Legislation allows authorities to block websites whose content may threaten national security; rights groups say it paves way for censoring online media

Egyptian President Abdel-Fattah el-Sissi addresses the chamber after he was sworn in for a second four-year term in Cairo, June 2, 2018. (Egypt’s presidency media office via AP)
Egyptian President Abdel-Fattah el-Sissi addresses the chamber after he was sworn in for a second four-year term in Cairo, June 2, 2018. (Egypt’s presidency media office via AP)

CAIRO, Egypt — Egypt’s President Abdel Fattah el-Sissi has signed off on a law tightening controls over the internet in the country that rights groups say paves the way for censoring online media.

The legislation on “cybercrime” allows authorities, through a judge, to order the blocking of websites that “constitute a threat” to Egypt’s national security or economy.

Those who administer or visit such websites, intentionally or “in error without a valid reason,” can now face jail time and fines of up to up to EGP100,000 ($5,593). Such decisions can be appealed.

The law is one of a series of measures that rights groups complain are aimed at curbing freedom of expression online, with the internet one of the last forums for public debate over Sisi’s rule.

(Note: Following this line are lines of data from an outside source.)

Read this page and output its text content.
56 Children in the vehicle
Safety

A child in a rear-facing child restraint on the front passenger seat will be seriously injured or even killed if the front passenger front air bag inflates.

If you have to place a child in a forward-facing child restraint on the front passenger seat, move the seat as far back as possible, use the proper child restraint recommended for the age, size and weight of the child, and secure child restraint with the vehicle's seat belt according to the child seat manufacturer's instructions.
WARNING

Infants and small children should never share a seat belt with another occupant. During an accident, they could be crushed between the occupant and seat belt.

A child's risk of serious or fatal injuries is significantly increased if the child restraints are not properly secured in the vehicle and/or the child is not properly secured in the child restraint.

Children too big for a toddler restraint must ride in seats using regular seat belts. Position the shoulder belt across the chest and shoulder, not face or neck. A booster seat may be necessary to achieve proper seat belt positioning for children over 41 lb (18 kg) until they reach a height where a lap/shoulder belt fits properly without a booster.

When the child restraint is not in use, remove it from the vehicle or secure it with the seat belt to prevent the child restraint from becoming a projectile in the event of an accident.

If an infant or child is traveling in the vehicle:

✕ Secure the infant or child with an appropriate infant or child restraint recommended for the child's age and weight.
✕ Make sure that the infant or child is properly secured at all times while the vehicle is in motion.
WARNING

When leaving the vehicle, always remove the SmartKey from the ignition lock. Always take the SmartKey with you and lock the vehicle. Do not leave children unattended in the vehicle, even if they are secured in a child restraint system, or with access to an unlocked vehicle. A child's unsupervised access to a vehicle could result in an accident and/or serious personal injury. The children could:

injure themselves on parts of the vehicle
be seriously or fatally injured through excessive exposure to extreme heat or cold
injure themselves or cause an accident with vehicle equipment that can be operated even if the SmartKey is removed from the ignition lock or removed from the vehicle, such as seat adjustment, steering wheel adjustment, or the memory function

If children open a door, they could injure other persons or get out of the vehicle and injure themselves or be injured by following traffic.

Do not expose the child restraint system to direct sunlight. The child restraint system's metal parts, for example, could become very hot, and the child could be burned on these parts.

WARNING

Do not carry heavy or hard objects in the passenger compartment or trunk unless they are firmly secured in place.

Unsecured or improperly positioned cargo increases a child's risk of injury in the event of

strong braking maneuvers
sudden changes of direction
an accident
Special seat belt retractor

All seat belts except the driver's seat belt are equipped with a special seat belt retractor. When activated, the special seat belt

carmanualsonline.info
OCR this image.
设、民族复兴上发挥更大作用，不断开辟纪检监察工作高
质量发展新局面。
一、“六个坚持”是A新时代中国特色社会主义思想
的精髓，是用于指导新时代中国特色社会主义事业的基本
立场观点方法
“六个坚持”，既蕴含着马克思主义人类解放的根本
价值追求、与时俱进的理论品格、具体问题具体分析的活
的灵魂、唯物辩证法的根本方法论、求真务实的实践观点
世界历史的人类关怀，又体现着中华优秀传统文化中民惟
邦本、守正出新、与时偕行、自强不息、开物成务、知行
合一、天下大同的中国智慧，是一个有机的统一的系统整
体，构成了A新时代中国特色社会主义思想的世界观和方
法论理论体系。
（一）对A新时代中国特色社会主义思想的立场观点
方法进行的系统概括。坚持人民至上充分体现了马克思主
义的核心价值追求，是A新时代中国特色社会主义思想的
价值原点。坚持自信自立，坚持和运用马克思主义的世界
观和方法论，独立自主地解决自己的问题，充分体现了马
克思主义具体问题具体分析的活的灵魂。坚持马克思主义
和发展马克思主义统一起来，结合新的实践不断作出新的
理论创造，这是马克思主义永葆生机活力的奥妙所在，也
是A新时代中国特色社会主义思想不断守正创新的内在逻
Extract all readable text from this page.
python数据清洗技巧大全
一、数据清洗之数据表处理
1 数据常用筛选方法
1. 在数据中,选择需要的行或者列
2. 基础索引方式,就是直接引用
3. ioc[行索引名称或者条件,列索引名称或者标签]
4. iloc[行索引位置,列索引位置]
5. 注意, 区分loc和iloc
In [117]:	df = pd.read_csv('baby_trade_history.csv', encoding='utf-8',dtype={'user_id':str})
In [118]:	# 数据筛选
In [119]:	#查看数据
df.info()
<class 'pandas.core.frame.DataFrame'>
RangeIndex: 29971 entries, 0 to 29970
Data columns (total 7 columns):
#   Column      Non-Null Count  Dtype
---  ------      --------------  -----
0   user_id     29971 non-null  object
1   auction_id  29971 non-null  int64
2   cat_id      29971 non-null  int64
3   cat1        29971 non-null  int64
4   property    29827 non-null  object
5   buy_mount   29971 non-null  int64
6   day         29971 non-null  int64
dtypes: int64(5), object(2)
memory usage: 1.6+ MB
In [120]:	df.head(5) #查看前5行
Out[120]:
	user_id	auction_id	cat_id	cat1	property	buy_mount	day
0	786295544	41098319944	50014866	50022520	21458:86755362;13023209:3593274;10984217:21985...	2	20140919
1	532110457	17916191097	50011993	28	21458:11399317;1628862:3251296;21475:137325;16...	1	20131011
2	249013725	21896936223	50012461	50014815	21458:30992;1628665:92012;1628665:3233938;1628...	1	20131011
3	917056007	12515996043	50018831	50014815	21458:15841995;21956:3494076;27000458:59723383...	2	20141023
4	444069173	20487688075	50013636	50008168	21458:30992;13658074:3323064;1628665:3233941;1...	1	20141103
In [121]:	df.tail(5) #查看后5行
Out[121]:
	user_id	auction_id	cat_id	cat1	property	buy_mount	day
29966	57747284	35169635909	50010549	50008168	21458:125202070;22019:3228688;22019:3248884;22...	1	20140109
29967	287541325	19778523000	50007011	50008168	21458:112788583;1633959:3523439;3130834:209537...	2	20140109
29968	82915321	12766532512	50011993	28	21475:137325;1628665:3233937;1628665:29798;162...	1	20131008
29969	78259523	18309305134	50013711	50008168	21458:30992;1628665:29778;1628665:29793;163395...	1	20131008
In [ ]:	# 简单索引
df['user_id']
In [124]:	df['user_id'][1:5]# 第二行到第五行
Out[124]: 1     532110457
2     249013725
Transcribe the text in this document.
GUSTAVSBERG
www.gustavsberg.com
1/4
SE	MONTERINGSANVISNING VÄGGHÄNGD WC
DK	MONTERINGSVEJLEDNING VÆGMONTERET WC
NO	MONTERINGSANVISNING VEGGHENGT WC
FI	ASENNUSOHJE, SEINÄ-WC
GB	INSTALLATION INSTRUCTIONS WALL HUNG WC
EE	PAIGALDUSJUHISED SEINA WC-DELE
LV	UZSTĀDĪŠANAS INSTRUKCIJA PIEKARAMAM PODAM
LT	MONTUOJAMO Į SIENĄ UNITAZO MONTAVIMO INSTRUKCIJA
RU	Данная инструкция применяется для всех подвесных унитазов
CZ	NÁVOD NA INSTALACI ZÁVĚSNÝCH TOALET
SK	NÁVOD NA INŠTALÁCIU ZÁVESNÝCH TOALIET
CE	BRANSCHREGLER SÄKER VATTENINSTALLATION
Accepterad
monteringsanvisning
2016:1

Egyptian lawmakers last month approved another bill that grants the state’s Supreme Council for Media Regulations the right to monitor social media users.

Under that legislation, which Sisi has yet to approve, people whose social media accounts have more than 5,000 followers could be placed under supervision.

The council would be authorized to suspend or block any personal account which “publishes or broadcasts fake news or anything [information] inciting violating the law, violence or hatred.”

The authorities have insisted that such measures are needed to help tackle instability and terrorism in the country. But domestic and international rights activists regularly accuse the government of seeking to crush dissent by arresting activists and bloggers and blocking news sites.

Amnesty International criticized the legislation in a July statement saying they “give the state near-total control over print, online and broadcast media.”

More than 500 websites have already been blocked in Egypt prior to the new law, according to the Cairo-based Association of Freedom of Thought and Expression.

Egypt is currently placed 161 out of 180 countries in the press freedom rankings of global media rights organisation Reporters Without Borders.